For longer than any of us can remember – for nearly 150 years, in fact – politicians have said that something needs to be done about that museum piece called the House of Lords. Occasionally a government has tinkered with it, as when the Labour government cut the number of hereditary peers to 92. But no government has taken a clear position on what the House of Lords is for, how many members it should have, and how those members are to be chosen. Consequently we still have this hotchpotch of a chamber, of indeterminate size, some of whose members are there by right of birth, some are ex-politicians in semi-retirement, and some are valuable additions to Parliament, appointed for their experience and expertise in other fields.

It is understandable why governments are shy of Lords reform. When the late Robin Cook attempted it, a decade ago, he could not find a way past the obstacle that while most MPs agreed that the Lords should be reformed there was no agreement over how it should be done. Even if the Commons made up its mind what to do, the legislation would then need to go to the Lords, where the old timeservers would inevitably try to block it.

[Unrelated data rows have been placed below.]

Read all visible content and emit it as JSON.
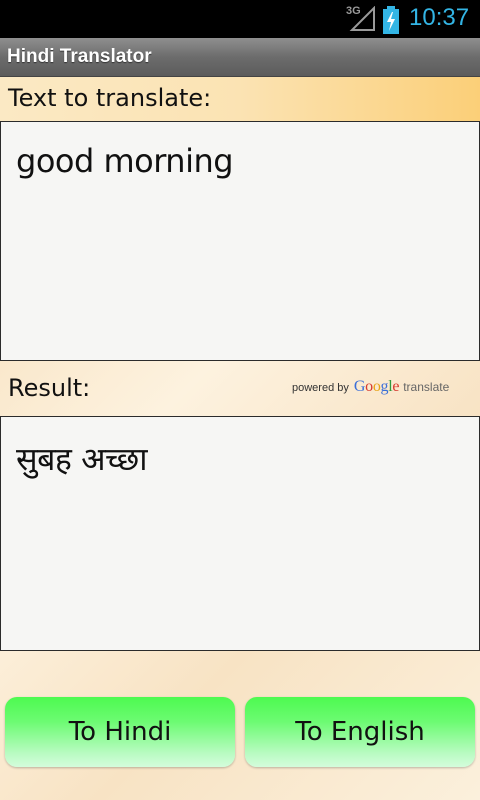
{
  "status_bar": {
    "network": "3G",
    "time": "10:37",
    "signal_icon": "signal-icon",
    "battery_icon": "battery-charging-icon",
    "time_color": "#33b5e5"
  },
  "app": {
    "title": "Hindi Translator"
  },
  "source": {
    "label": "Text to translate:",
    "value": "good morning"
  },
  "result": {
    "label": "Result:",
    "value": "सुबह अच्छा"
  },
  "attribution": {
    "powered_by": "powered by",
    "google": "Google",
    "translate": "translate"
  },
  "buttons": {
    "to_hindi": "To Hindi",
    "to_english": "To English",
    "color": "#4dfa50"
  }
}
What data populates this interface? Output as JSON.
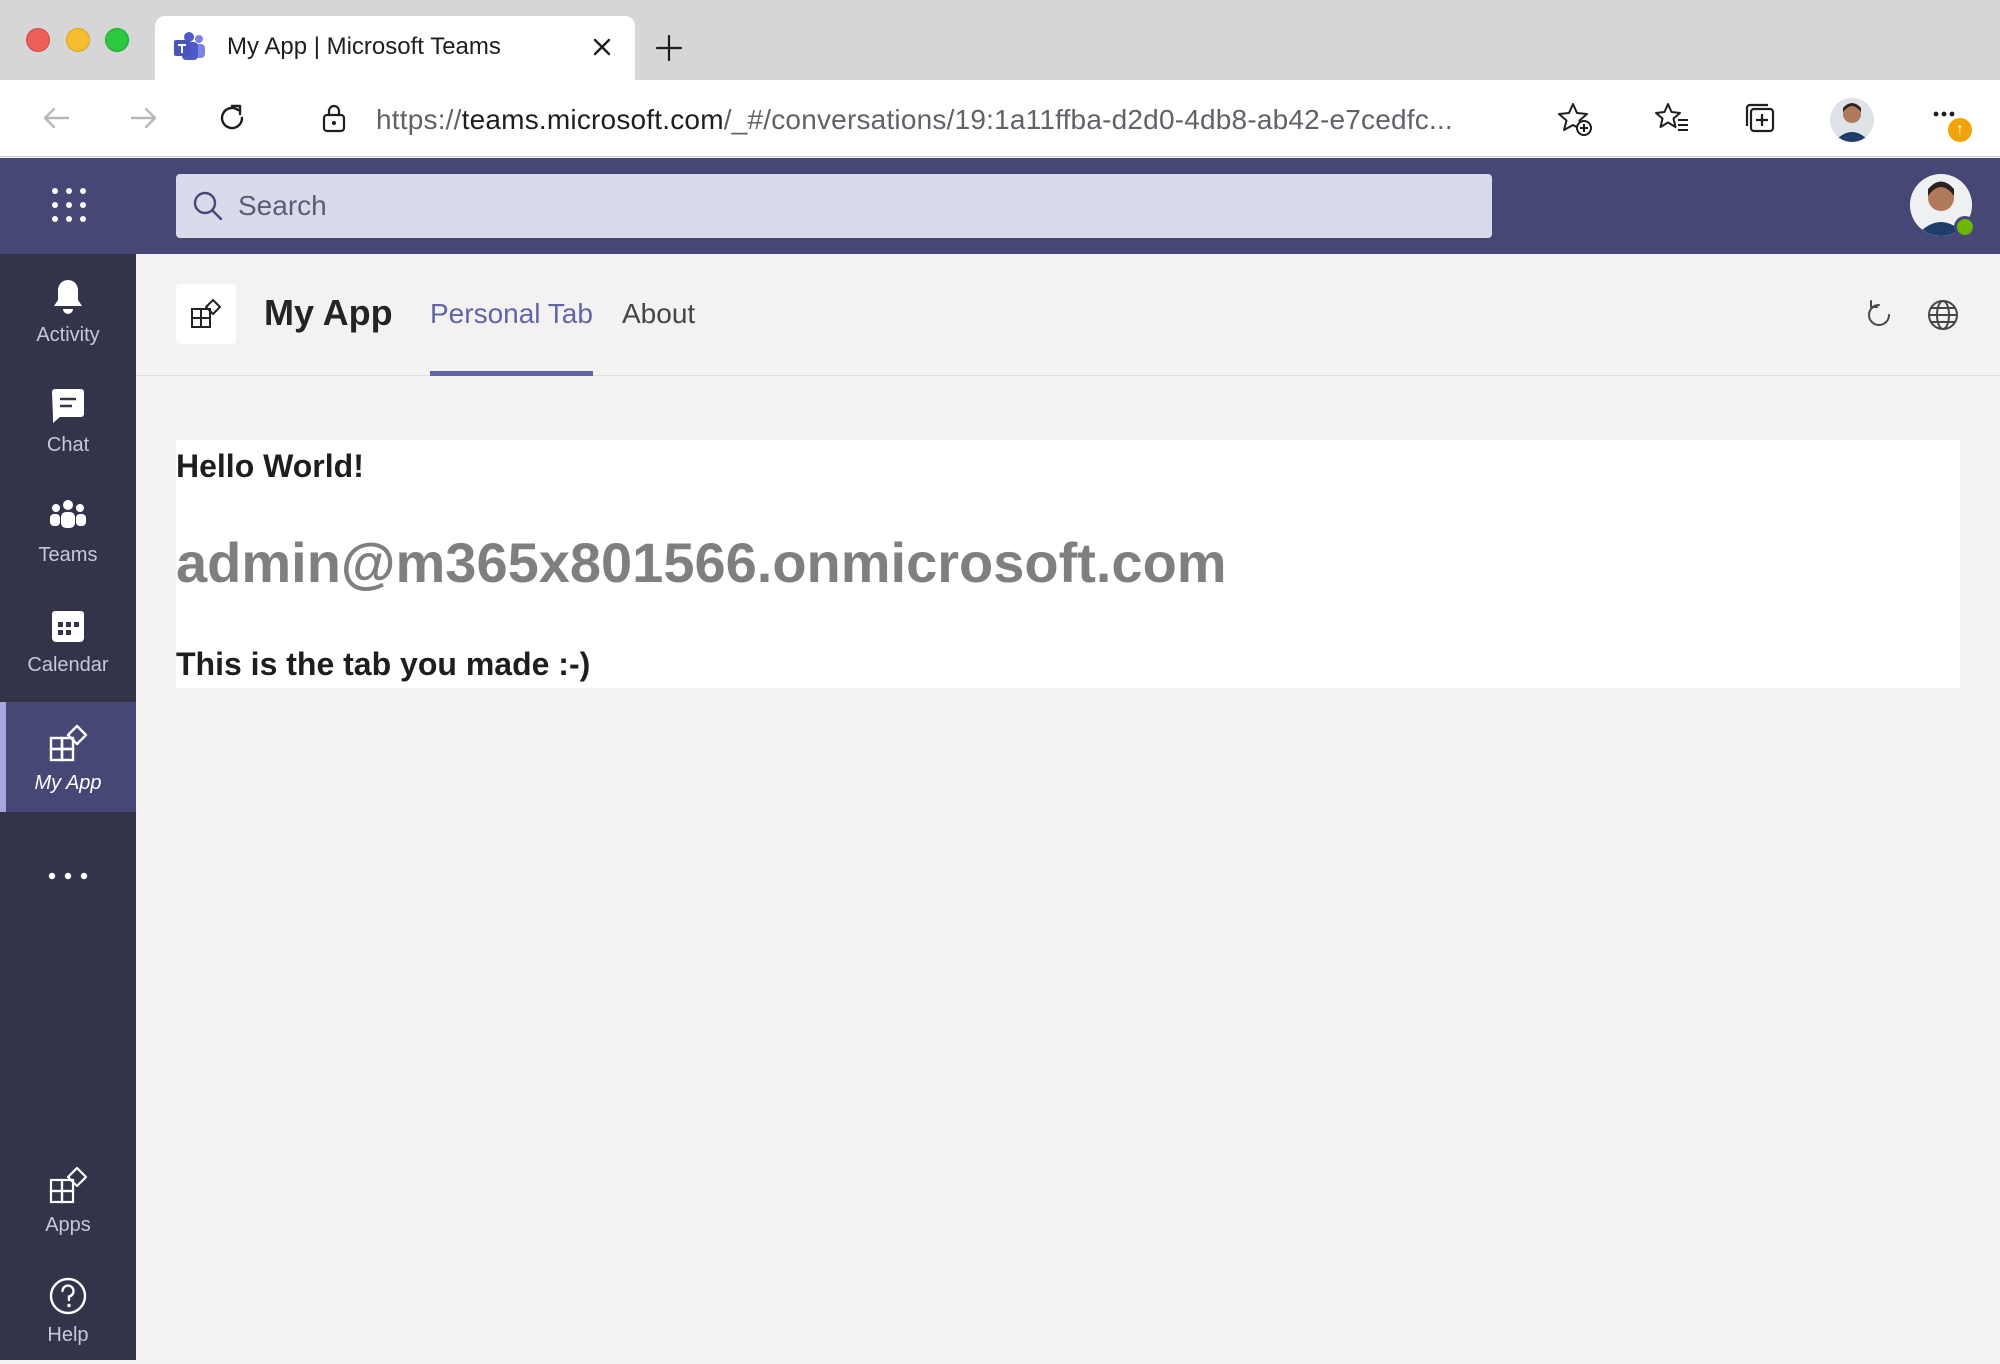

Despite the problems, this is a nettle that must be grasped. David Cameron is in the process of reducing the House of Commons from 650 to 600. If 650 elected MPs are too many, then so by a very long way are 792 unelected peers. The draft proposals being drawn up in Nick Clegg's department are expected to recommend a chamber that is 80 per cent elected, 20 per cent appointed. Some will argue that it would be more radical and more democratic to make it 100 per cent elected, but the danger then is that those peers who bring real expertise to Parliament will disappear, to be replaced by people who are good at standing for election.

There will necessarily be a long, slow, process from the publication of the draft proposals in May to the day when old peers are actually told to pack up their ermine and leave, but the important thing is that it must happen. This is not so much a matter of dragging the Lords into the 21st century. Just getting them into the 20th century would be a start.